Q: How have Zimbabwe gone about preparing for the NatWest Series?
A: They've won a few warm-up games and have been good in all facets of play.
A couple of catches at crucial times have gone down but the Zim guys work really hard on their fielding and hopefully that can be eradicated when the big games come up.
A lot of the batsmen were affected by the swinging ball in the Test matches but if the ball is not swinging our batsmen are striking well.
Q: Do you have to ask the bowlers to bowl differently than they did in the Tests?
Hogg bowling for Australia in the late 1970s
A: There's no room for error but sometimes it's just a mental thing. Sometimes in one-day cricket it takes a little while to adjust to someone charging you and hitting you through the covers.
I don't think you bowl that much differently in Test cricket, though - it's just a case of concentration.
Saying that, Trescothick at The Oval the other day played in a totally different way to how he plays in a Test match. He was impossible to bowl to.
Dougie Hondo in the last couple of weeks has ironed out a couple of things in his run-up, Travis Friend bowled well the other day and Ray Price is just getting better every day while Heath Streak is the consummate professional.
Andy Blignaut is 80% most of the time - we just need to get him up to 90-99% and the great thing about these guys is they all bat very well.
England have got a few little problems with the middle order batting - they wouldn't be 100% happy so I think they will have a few issues there.
Q: Rodney, you played Test cricket 20-odd years ago. What has changed since then?
A: Great players are always great in any era.

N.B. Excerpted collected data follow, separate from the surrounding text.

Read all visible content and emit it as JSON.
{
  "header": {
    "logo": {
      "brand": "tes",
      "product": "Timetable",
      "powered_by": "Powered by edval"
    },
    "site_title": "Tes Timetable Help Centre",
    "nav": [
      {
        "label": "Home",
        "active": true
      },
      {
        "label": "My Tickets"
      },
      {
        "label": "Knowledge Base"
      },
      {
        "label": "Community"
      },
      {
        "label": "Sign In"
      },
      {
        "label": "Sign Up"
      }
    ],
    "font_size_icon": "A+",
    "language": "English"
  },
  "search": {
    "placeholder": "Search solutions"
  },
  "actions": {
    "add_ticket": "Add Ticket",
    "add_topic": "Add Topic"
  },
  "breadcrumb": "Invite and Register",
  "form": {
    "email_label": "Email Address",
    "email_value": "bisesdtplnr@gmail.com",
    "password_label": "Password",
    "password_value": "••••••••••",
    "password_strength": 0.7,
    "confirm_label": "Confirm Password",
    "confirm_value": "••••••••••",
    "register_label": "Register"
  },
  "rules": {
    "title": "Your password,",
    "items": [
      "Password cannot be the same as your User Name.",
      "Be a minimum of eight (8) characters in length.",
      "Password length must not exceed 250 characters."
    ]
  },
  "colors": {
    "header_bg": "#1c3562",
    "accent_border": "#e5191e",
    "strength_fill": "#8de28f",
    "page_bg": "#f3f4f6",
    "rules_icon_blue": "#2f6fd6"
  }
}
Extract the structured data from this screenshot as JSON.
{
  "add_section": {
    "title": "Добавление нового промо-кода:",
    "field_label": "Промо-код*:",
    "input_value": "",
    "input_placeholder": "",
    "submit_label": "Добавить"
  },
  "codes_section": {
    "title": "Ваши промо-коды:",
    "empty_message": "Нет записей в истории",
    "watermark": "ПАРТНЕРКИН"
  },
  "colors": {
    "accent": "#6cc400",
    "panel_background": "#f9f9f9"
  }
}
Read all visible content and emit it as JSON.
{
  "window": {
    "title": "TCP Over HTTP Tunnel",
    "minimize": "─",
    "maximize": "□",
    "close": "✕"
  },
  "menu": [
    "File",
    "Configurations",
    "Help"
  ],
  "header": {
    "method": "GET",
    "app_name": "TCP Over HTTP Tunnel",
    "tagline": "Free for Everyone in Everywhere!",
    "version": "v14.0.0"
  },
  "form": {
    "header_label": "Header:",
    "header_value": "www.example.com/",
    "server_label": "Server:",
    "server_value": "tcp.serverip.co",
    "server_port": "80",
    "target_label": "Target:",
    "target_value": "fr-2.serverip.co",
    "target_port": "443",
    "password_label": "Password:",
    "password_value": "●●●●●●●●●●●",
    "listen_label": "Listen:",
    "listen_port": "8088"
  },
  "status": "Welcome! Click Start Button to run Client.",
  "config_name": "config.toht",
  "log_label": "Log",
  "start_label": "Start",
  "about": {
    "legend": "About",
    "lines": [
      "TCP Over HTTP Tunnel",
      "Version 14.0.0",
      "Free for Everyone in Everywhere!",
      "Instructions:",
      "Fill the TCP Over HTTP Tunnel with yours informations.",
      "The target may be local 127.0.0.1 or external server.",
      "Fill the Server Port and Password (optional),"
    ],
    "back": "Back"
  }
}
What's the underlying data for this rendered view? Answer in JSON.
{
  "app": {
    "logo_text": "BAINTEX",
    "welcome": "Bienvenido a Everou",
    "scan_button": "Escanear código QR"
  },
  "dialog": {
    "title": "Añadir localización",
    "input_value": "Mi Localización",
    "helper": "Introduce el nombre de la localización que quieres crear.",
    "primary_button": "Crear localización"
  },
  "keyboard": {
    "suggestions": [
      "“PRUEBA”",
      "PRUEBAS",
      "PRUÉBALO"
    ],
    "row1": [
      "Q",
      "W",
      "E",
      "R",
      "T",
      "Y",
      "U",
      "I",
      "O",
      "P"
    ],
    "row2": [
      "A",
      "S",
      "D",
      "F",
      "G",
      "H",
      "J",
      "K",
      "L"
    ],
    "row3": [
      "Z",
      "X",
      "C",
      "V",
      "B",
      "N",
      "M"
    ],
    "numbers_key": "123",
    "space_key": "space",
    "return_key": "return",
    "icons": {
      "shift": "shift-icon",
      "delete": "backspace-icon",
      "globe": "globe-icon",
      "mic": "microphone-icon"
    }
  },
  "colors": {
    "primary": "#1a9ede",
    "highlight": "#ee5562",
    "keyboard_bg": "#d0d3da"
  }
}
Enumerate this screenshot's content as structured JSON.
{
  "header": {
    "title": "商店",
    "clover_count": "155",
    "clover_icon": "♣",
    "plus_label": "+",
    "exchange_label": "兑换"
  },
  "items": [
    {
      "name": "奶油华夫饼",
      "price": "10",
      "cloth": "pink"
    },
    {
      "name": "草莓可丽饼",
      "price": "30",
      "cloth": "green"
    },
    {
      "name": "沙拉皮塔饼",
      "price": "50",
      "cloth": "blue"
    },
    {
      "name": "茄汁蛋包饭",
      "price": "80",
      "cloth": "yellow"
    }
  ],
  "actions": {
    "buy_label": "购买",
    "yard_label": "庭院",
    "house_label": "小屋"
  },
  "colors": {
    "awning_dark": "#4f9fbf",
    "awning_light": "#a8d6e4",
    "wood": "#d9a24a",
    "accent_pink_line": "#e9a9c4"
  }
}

I think Shane Warne would have been great 50 years ago and in the same way Dennis Lillee and Greg Chappell would have been great if they were playing now.
I think one-day cricket and coloured clothing are great. I would love to see Test cricket played in coloured clothing, and I would love to see Test cricket played at night.
Tactically-wise I think there's a lot more research done into who your opposition are and looking at their strengths and weaknesses.
Q: Much has been made of bowling actions recently and so-called chucking. How do you view that issue?
A: I think the word has bad connotations and doesn't seem the right sort of word. A baseball pitcher chucks it but a bowler whose action might not look right is not a chucker.
I didn't see the West Indian guy [Jermaine Lawson] who took seven wickets the other day against Australia. Some people have said he's got a suspect action.
I think the game has to sort out to what degree you accept an action that doesn't look right. If people are 5-10% not right they are not really chuckers.
People question Brett Lee but he bowls at 94mph all the time and there doesn't seem to be much variance.
But if someone bowls at 85mph and then one ball goes at 95mph that to me is a chucker.